L’arrivo al successo non è stato facile: una gavetta dura, l’esordio discografico nel 1973, dopo un provino con il leggendario John Hammond, l’etichetta di «nuovo Dylan». Il contratto è per tre album, i primi due non vendono bene. Si arriva al 1975, l’ultima chance. Se l’album va male lo aspetta un futuro da promessa mancata. All’orizzonte c’è un solo concerto. Durante le registrazioni cambia produttore, due membri della band lo abbandonano, nella E Street Band entrano il suo vecchio amico Little Steven Van Zandt, Roy Bittan e Max Weinberg. Bruce vuole un suono che ricordi il Wall of Sound di Phil Spector: sono session interminabili, estenuanti. Ma le sliding doors girano per il verso giusto e il risultato è «Born to Run», uno dei dischi più importanti della storia del rock.
Non è un caso che «Born To Run» sia anche il titolo della sua autobiografia. In realtà da quel momento non tutto sarà così facile. Neanche dopo l’esplosione di «Born in the Usa», l’album che gli consegna lo status di super star e una popolarità che ha raggiunto ormai i quattro angoli del mondo. Bruce è un uomo inquieto incapace di fare compromessi, di cavalcare il successo riproducendo stilemi collaudati: i suoi fan sono abituati a svolte impreviste, momenti di pausa, avventure in altri ambiti, dischi dolenti e oscuri, prove acustiche. Ed è proprio la sua coerenza, la sua naturale empatia, la capacità di fare del rock’n’roll uno strumento di redenzione che lo hanno reso un leader morale.

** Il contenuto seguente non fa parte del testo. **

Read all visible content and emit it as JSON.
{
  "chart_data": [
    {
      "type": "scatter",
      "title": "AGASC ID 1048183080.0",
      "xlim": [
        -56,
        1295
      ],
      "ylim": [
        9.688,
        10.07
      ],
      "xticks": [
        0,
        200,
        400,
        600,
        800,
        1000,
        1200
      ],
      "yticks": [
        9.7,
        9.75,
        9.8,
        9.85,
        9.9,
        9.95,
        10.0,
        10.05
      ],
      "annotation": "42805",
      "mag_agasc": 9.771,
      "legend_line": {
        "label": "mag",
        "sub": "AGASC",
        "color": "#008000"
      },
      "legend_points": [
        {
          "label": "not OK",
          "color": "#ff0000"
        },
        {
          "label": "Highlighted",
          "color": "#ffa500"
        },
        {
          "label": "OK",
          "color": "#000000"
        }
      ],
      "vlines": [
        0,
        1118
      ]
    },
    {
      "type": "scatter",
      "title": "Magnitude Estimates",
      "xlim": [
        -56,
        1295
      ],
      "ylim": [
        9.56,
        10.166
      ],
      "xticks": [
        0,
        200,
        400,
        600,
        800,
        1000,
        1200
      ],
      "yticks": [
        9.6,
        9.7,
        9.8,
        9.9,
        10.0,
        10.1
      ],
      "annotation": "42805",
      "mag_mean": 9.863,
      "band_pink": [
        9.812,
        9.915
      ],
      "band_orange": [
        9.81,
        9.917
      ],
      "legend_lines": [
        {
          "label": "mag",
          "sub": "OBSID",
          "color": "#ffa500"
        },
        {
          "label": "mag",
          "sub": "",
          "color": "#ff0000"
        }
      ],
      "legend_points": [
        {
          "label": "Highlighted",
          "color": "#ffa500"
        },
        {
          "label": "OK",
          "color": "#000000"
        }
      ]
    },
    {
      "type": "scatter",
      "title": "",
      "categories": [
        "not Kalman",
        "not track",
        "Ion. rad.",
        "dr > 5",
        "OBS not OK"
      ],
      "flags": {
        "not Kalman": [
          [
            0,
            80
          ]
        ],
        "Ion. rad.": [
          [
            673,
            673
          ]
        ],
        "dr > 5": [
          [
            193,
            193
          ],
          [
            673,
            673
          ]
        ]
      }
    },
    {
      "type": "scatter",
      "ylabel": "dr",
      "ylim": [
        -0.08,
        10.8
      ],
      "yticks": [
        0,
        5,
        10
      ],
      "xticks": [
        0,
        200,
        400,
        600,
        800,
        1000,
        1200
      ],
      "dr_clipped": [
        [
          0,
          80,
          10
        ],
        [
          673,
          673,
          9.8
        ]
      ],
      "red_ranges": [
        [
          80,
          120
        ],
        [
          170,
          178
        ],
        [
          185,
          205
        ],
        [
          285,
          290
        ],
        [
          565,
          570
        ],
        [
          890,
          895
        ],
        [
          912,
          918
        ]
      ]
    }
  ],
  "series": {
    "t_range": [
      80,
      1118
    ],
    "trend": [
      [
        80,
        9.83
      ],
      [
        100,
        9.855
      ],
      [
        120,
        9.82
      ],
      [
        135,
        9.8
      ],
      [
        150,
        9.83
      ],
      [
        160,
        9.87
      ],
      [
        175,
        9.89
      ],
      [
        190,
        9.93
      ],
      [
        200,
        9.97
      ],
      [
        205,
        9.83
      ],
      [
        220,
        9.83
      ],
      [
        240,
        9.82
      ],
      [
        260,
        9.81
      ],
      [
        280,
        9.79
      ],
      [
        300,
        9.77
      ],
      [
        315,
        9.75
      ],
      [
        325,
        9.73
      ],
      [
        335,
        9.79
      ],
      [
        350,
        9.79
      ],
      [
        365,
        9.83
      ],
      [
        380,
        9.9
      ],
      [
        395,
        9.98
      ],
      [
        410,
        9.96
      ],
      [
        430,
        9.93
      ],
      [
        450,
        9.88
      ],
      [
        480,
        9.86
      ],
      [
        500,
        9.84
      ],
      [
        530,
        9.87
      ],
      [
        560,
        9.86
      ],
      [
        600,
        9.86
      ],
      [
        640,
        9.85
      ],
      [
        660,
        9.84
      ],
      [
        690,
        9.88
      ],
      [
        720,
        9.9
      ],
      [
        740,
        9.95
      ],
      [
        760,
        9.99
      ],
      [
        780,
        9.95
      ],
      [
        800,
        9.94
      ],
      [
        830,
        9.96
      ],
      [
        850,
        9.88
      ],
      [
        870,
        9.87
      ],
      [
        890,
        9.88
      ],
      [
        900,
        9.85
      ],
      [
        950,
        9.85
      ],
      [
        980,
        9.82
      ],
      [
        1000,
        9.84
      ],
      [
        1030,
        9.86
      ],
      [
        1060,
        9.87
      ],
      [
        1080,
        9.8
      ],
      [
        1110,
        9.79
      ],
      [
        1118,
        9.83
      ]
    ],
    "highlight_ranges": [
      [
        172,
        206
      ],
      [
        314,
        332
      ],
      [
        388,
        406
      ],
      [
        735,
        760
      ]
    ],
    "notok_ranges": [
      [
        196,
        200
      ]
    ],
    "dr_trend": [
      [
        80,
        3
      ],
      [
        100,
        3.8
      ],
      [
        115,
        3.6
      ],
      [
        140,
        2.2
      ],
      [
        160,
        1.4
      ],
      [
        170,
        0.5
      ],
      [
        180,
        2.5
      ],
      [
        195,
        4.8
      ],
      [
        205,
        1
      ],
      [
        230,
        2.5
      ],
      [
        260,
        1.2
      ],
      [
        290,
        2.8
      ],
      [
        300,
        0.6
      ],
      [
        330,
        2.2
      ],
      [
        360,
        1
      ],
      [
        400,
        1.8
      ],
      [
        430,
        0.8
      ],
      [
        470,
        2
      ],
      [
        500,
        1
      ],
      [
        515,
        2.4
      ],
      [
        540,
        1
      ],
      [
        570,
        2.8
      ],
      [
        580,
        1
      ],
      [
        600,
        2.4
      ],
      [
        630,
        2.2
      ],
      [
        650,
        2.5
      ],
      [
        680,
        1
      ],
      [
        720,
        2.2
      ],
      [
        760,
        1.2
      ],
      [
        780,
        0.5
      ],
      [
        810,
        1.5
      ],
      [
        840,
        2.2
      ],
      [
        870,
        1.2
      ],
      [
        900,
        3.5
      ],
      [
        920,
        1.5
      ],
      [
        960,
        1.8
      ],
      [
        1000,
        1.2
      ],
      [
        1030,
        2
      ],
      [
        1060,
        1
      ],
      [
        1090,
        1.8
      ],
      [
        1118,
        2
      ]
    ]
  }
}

C’è una cosa che ha accompagnato Springsteen in tutta la sua carriera: la sua irresistibile capacità di performer, uno dei più grandi mai apparsi su un palcoscenico. Non sbaglia chi dice che il mondo si divide tra chi ha visto il Boss dal vivo e chi no: i suoi concerti sono leggenda, un rito laico della durata minima di tre ore abbondanti (in Italia ha superato quattro ore) in cui c’è una comunione totale tra la platea e il palco. La E Street Band è una delle più entusiasmanti backing band della storia, dotata di un suono unico e dalla straordinaria capacità di dare il proprio suono a qualsiasi pezzo venga suonato. Bruce celebra questo rito con la forza di chi sa che il palcoscenico è l’unico posto in cui si senta davvero al sicuro. E per chi l’ascolta è cibo per l’anima.